Andy Simpson took a different route towards opening a 3D printing service provider. He spent more than 30 years running oil and gas manufacturing facilities around the world, including in Abu Dhabi, Russia, Germany, England, and Scotland. “When the oil price hit rock bottom, my role within the company changed very, very quickly,” says Andy. He went from being the person who ran global facilities to the man who would shut down factories and made people redundant. He left the company and decided to start up his own business. “The natural thing would have been for me to go and open a traditional manufacturing shop,” says Andy.
Instead, he opened Angus 3D Solutions, a Brechin-based 3D scanning, 3D printing and manufacturing service company. The company works with customers to create parts that were impractical to fabricate using traditional manufacturing technologies. “There aren’t many places in Scotland doing this [3D printing],” he says. His business quickly grew, and now has a broad customer list — from individual entrepreneurs to some of the biggest oil companies in Scotland. Angus 3D has several 3D printers in-house, including a Markforged Mark Two and Metal X. The Mark Two has predominantly been used to create jigs and fixtures for customers, with some customers now completely changing their designs to optimize for Onyx and carbon fiber. “Onyx is a great material,” says Andy. “It’s gone beyond my expectations, and beyond some of my customer’s expectations too.”
The Metal X
Andy had no intention to purchase a metal 3D printer — he had always assumed metal 3D printers would be too expensive and out of his budget.
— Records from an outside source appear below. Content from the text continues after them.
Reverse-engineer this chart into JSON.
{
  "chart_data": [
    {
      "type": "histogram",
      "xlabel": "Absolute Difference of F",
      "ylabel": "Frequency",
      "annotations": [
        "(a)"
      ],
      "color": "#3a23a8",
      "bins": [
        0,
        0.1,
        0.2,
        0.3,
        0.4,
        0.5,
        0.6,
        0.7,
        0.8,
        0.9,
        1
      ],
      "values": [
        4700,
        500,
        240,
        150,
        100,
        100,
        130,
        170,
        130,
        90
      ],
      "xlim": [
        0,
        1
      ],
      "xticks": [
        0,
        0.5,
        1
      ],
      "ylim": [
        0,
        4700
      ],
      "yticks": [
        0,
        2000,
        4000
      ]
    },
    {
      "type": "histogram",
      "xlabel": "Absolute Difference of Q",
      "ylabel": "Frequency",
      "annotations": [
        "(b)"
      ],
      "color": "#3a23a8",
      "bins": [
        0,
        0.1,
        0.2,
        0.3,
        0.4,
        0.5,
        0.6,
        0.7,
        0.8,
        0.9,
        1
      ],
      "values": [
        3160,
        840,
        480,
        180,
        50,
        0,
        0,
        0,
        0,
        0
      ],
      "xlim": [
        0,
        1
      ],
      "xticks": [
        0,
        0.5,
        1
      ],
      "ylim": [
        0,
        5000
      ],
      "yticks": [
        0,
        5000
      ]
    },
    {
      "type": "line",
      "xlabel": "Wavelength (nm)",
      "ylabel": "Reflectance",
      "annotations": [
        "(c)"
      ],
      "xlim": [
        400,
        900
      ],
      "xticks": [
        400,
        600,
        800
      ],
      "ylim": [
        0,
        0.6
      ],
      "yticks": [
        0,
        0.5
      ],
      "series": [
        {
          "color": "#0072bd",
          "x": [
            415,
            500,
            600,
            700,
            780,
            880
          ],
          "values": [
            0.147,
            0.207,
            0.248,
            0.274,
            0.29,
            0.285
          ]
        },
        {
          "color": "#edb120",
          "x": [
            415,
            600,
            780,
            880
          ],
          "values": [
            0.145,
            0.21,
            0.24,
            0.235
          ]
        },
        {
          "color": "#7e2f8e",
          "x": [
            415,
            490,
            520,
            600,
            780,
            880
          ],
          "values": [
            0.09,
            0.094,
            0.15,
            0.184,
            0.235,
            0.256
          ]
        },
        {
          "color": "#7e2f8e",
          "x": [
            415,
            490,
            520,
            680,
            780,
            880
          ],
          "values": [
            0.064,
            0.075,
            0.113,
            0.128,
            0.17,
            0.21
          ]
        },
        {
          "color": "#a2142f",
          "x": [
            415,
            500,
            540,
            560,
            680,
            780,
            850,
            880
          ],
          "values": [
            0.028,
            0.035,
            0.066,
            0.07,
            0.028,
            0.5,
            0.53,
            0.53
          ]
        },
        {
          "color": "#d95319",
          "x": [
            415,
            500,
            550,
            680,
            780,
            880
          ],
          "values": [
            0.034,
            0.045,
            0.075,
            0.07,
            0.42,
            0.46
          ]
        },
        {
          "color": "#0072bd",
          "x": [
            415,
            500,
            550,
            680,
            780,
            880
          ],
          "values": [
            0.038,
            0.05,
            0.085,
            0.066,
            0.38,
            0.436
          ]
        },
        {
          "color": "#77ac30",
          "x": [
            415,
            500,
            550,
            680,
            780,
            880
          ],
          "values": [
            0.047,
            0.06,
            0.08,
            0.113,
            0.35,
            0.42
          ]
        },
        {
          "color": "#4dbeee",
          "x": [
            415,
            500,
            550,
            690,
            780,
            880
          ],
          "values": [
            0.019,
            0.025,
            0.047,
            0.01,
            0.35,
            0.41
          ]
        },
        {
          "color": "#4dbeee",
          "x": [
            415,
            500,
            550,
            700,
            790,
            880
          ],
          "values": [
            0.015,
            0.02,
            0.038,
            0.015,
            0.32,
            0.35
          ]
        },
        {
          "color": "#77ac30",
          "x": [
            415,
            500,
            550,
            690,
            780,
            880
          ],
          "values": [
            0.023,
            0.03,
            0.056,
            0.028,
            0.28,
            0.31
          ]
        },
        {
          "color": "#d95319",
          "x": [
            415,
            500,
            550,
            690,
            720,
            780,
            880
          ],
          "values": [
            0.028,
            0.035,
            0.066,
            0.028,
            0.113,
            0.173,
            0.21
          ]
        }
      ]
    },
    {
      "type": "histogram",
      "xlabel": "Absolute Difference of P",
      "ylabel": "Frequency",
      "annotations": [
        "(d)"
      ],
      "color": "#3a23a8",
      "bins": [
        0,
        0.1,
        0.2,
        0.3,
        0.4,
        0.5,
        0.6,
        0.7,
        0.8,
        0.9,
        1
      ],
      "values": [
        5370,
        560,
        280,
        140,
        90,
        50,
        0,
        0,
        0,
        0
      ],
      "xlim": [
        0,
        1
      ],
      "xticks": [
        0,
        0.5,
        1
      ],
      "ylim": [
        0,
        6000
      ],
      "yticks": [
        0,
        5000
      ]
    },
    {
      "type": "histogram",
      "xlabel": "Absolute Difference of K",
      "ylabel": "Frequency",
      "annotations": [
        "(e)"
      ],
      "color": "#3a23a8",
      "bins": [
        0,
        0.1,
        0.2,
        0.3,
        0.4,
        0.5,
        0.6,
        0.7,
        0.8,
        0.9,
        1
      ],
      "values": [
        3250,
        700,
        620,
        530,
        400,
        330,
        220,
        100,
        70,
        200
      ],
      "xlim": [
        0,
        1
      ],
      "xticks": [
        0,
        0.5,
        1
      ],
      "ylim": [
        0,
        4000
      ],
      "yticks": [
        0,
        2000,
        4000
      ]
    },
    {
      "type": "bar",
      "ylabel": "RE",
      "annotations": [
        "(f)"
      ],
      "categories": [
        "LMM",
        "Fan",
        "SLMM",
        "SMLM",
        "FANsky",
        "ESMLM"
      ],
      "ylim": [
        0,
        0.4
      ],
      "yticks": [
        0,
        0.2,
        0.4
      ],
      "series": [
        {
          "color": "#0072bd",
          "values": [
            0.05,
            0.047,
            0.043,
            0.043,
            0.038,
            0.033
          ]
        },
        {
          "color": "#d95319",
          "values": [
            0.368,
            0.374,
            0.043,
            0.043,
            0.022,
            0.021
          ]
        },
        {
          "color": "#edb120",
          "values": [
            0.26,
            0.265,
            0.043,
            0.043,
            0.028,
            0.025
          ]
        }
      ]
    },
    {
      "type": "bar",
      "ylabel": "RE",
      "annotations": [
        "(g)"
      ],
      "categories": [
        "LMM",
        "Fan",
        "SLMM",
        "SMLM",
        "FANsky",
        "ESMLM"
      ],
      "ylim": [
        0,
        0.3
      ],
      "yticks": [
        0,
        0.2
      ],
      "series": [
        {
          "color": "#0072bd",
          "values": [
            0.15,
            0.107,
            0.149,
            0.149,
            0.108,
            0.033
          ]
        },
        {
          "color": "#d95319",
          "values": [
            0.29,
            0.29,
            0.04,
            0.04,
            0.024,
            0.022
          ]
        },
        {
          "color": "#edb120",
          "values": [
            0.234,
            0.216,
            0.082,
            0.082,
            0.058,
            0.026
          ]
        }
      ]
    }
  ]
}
When he came across the Markforged Metal X, he realized it was a perfect fit. “I kept coming back to Markforged because they seemed more engaged and more willing to listen to what my challenges were,” he said. He applied for Zero Waste Scotland’s Circular Economy Investment Fund grant through the Scottish government, with part of his justification stating that his goal was to make metal printing more accessible to people and industries around Scotland. He was awarded the grant within a year, and brought the first commercially available Metal X in the UK to Scotland in late 2018. People have been nothing short of amazed. “To be honest, there’s nothing I enjoy more than showing people this machine — they’re taken away by it, they’re surprised,” he says. Customers like how the machine isn’t overly complicated, compared to other metal 3D printers on the market. Angus 3D Solutions has since printed more than 25 different parts for customers, including legacy parts for a 1942 sewing machines using 17-4 PH stainless steel and custom components for the oil and gas industry. There are also plans to produce test parts for a Formula 1 team.
Since bringing the Metal X to Scotland, Andy has become the go-to person on the technology for local Businesses, Manufacturers, Universities and local Radio & TV stations in Scotland. “The Markforged Metal X is part of my journey and probably part of my success as well,” says Andy. “That technology allowed me to do that.”